Kathy finds the rhythms of Elmore UMC heartwarming:  The organ and piano play hymns in sync.  Children sit still with lit Advent candles.  Garbed as shepherds and angels, people of all ages tell the story of Jesus.  Parents rock little ones as they fall asleep in the pews.  Fiddlers tune up instruments.  An errant snow or soccer ball plops against the side of the church.

Those rhythms and memories would not have been part of her life without Rural Ministry Resources having the vision that viable ministry is about more than a church’s size or location.

RMR’s ecumenical rural church and community team and board have served the Pacific Northwest for more than 35 years.  It consists of clergy working together, “loving the Lord, the land and its people,” she said.

RMR’s board members in Washington and Idaho include co-director Cindy Wuts, a Presbyterian pastor serving Harrington and Rocklyn Zion United Methodist churches; Paul Anderson, a Lutheran (ELCA) pastor serving Zion Lutheran and First Presbyterian in Fairfield; Roger Barr, a United Methodist pastor serving the Des Moines UMC; Mary Daniels, a ELCA pastor serving St. John’s Lutheran in Sprague and Good Hope Lutheran in Lind; Dave McCue, a United Methodist pastor serving St. John and Colfax UMC churches, Gary Foster, retired Presbyterian pastor living in St.
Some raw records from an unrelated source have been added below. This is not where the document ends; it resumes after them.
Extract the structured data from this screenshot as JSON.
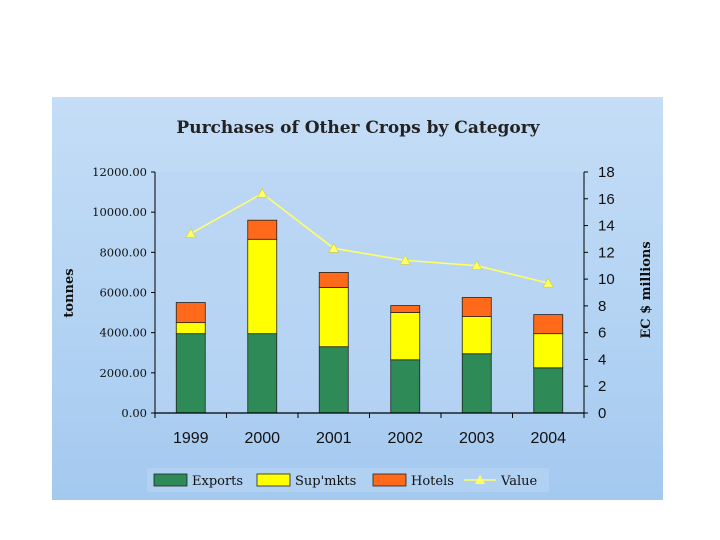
{
  "chart_data": {
    "type": "bar",
    "stacked": true,
    "title": "Purchases of Other Crops by Category",
    "categories": [
      "1999",
      "2000",
      "2001",
      "2002",
      "2003",
      "2004"
    ],
    "ylabel": "tonnes",
    "ylim": [
      0,
      12000
    ],
    "yticks": [
      "0.00",
      "2000.00",
      "4000.00",
      "6000.00",
      "8000.00",
      "10000.00",
      "12000.00"
    ],
    "y2label": "EC $ millions",
    "y2lim": [
      0,
      18
    ],
    "y2ticks": [
      "0",
      "2",
      "4",
      "6",
      "8",
      "10",
      "12",
      "14",
      "16",
      "18"
    ],
    "series": [
      {
        "name": "Exports",
        "color": "#2e8b57",
        "axis": "left",
        "values": [
          3950,
          3950,
          3300,
          2650,
          2950,
          2250
        ]
      },
      {
        "name": "Sup'mkts",
        "color": "#ffff00",
        "axis": "left",
        "values": [
          550,
          4700,
          2950,
          2350,
          1850,
          1700
        ]
      },
      {
        "name": "Hotels",
        "color": "#ff6a1a",
        "axis": "left",
        "values": [
          1000,
          950,
          750,
          350,
          950,
          950
        ]
      },
      {
        "name": "Value",
        "color": "#ffff66",
        "axis": "right",
        "type": "line",
        "marker": "triangle",
        "values": [
          13.4,
          16.4,
          12.3,
          11.4,
          11.0,
          9.7
        ]
      }
    ],
    "legend": "bottom",
    "grid": false
  }
}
Maries, and King Rockhill, retired UMC pastor now living in Harvard.

RMR clergy visit pastors and small churches to listen to their needs, gifts and graces, Kathy said.

Incorporated in Idaho, RMR explores how to support small rural and urban churches through education.

“It helps pastors, lay people, churches and communities ‘realize their potential for ministry’ by evaluating their resources using ‘assets-based’ rather than ‘needs-based’ assessments,” she said.  “We support the distinctiveness of each local church setting and seek to help each church find appropriate ways of doing ministry within its own setting.”

Its programs include continuing education, parish development, direct services and special contracts to connect with mission programs of rural churches and communities.

“Our programs reflect challenges of ministry in our times of rapid change,” Kathy said. 

RMR also offers several 24-hour retreats throughout the year, gathering pastors and friends of small, familial churches for support, worship, education, information and relaxation, often involving Cooperative Extension.

An October retreat surveyed both “Ministry in Multicultural Settings” and “Embracing Rural Strengths to Create Thriving Communities.”